Stephen Del Guercio becomes city's mayor for third time

La Cañada Flintridge Councilman Stephen Del Guercio was named to his third stint as mayor of the city on Monday, replacing David Spence..

Spence leaves the post after having served five terms, making him the longest-serving mayor in the city's history. But Del Guercio also has plenty of civic experience, as Councilman Donald Voss noted when he nominated Del Guercio.

“I'd love to nominate a man who is entering his 12th year of distinguished service on the council, a two-time mayor and former planning commissioner [who has] lived in La Cañada almost his entire life, knows the community inside and out, and works tirelessly to improve the community, Steve Del Guercio,” Voss said.

The mayor of the city is selected each year by other members of the council.

Del Guercio said on Tuesday that he is looking forward to trying to boost the fortunes of businesses on Foothill Boulevard.

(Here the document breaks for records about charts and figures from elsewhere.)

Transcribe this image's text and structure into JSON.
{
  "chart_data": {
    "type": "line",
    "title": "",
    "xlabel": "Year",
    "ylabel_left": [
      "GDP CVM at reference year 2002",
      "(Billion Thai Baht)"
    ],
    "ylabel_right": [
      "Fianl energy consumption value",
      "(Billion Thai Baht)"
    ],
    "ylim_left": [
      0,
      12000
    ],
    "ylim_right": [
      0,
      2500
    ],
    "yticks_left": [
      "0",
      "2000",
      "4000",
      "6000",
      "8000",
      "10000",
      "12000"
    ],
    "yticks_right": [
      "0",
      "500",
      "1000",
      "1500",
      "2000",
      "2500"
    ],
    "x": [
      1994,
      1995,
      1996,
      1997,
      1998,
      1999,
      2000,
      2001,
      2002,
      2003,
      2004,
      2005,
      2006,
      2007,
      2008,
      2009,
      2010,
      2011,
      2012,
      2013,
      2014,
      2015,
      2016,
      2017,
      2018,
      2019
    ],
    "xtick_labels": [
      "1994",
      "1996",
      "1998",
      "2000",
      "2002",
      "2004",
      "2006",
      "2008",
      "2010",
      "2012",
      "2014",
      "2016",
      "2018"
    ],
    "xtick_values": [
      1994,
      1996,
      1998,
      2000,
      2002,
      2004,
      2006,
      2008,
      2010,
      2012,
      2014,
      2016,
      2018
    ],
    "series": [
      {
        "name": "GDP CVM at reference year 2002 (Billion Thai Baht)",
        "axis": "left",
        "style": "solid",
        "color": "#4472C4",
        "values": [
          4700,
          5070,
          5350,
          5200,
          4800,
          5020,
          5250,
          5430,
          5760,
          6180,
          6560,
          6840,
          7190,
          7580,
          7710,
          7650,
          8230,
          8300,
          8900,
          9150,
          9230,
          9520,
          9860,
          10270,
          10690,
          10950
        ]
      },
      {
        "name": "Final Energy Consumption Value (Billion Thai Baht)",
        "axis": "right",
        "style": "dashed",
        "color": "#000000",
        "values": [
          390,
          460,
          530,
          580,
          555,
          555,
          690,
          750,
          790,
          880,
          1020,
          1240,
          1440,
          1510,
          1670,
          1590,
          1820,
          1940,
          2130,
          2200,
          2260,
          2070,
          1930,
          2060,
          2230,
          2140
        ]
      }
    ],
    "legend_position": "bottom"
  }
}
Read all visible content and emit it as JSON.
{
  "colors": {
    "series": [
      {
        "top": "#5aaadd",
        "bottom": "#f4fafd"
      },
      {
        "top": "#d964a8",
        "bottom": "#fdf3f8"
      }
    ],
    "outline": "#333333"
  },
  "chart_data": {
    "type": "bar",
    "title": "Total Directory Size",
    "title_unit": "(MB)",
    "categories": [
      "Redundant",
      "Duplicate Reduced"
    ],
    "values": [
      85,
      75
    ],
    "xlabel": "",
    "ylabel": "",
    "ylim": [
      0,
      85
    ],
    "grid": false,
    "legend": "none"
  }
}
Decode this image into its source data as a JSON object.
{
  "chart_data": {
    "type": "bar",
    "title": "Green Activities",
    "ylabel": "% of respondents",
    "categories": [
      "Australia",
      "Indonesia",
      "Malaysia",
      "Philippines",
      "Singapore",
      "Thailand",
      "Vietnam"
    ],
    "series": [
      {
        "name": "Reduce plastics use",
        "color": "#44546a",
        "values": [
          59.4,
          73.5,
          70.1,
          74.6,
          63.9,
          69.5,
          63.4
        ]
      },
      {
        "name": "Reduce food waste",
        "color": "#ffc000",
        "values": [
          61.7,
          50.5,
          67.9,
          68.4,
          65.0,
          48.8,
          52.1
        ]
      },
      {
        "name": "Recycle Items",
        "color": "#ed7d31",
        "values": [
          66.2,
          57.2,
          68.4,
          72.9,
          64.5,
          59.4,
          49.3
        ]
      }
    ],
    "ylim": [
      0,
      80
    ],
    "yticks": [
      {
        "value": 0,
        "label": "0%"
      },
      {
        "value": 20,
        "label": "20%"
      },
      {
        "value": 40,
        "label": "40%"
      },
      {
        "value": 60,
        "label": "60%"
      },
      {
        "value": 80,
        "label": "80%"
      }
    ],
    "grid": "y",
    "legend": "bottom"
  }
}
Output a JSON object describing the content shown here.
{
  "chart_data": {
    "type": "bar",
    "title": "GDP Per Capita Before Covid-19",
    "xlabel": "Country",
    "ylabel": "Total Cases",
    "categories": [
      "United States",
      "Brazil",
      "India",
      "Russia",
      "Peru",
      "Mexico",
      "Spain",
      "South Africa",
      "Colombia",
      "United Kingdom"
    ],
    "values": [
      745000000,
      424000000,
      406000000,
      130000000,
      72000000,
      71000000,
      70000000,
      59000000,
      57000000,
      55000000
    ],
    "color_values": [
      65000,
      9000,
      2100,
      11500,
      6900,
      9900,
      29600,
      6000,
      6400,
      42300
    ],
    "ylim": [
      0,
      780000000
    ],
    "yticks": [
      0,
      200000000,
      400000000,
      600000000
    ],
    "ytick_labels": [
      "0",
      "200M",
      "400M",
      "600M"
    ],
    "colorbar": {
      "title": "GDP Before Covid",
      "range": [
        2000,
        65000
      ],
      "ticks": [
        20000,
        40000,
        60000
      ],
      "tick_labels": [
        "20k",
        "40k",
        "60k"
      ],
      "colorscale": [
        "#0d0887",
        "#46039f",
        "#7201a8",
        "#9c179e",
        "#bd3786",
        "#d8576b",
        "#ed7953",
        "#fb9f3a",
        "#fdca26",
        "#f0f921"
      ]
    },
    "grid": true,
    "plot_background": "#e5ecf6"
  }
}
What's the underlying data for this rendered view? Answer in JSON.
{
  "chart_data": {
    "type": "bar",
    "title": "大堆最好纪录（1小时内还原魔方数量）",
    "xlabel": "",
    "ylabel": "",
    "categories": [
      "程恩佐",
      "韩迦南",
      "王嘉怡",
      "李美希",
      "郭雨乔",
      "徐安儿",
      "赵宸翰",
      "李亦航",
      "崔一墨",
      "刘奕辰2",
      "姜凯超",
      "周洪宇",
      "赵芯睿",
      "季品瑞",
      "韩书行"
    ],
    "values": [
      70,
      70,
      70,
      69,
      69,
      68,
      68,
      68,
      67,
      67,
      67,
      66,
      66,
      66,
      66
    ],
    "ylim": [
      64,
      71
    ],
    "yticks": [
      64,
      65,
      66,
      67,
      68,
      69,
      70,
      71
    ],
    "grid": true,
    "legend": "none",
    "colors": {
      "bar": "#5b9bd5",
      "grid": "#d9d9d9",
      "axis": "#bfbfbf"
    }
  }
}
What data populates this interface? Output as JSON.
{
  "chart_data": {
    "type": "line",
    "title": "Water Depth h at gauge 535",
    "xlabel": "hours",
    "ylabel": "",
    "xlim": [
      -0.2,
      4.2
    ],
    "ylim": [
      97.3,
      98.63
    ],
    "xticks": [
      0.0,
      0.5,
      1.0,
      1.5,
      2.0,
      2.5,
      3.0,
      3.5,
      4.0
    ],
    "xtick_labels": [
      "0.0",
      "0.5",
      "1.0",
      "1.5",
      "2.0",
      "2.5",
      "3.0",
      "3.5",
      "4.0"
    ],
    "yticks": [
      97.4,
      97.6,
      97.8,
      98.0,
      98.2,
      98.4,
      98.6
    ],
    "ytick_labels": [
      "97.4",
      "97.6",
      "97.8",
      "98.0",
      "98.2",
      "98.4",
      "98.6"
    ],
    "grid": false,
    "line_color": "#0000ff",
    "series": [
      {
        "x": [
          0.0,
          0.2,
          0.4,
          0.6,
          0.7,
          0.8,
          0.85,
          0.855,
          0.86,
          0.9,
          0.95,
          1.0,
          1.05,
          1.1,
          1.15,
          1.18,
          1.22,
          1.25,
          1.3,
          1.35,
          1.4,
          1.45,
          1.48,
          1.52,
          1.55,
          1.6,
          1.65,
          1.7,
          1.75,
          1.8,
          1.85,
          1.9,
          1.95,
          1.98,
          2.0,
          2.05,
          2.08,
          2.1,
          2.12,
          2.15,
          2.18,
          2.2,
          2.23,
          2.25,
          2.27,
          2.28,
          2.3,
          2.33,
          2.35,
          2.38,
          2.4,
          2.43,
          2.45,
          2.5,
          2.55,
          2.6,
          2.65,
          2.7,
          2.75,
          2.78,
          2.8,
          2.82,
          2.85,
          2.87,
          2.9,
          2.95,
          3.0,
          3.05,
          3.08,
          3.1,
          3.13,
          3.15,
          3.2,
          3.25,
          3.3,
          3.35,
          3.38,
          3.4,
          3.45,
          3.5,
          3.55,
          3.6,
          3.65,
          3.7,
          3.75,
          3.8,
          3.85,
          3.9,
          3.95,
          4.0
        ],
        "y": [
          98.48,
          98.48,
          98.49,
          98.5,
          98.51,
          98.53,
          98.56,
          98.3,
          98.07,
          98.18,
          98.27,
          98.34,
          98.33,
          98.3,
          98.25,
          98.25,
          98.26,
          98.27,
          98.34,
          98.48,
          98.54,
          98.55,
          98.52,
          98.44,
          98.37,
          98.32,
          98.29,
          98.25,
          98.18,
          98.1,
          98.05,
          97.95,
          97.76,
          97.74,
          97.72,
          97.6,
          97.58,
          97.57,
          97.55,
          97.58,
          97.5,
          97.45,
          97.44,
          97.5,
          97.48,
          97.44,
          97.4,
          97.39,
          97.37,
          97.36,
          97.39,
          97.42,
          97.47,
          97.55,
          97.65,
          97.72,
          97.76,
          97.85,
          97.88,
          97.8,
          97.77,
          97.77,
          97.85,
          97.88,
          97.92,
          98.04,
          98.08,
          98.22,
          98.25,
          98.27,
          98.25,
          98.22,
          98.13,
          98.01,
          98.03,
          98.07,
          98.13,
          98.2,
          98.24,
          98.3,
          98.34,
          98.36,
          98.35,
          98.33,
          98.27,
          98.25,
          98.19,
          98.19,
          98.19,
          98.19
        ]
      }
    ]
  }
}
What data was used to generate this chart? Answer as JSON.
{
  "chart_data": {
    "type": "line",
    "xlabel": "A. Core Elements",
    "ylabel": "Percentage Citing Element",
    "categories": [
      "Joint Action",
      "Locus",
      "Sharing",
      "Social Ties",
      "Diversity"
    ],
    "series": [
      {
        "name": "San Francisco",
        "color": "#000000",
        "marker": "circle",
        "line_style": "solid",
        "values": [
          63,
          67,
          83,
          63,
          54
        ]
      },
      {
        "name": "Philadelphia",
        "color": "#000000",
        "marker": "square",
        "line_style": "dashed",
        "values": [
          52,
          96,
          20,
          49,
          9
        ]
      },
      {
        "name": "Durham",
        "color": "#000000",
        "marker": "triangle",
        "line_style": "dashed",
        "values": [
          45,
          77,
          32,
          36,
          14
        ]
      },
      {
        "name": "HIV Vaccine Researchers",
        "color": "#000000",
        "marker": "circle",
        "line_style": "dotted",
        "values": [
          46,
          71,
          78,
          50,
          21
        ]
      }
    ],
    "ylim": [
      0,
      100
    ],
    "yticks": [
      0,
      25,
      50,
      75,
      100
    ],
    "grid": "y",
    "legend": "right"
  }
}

“We've made a lot of progress in the Town Center area, but we can look farther west on Foothill,” he said.

Del Guercio said the city also wants to end the infrastructure problems that cause frequent power outages and interruptions.

“The City Council has told [Southern California] Edison we've reached a point where we're not taking excuses anymore … we're not going to subject the community to the uncertainties they've been experiencing with the electrical power,” he said.

Representatives from the La Cañada Flintridge Chamber of Commerce, Los Angeles County Fire and Sheriff's departments and Supervisor Michael Antonovich's office came to the meeting to thank Spence. Chamber representative Pat Anderson presented Spence with a statuette of a golden peacock — a nod to Spence's experience dealing with controversy regarding the city's resident fowl.

Del Guercio said the friendly rearranging of council seats was in contrast to the “discord” that inspired him to get involved with the council in 2001.

“I got involved on the council at a time when things weren't quite running as smoothly as they are now,” he said. “I thought a more even keel and a more reasoned voice could help to bring the cohesion back to the community and get it moving in the right direction again.”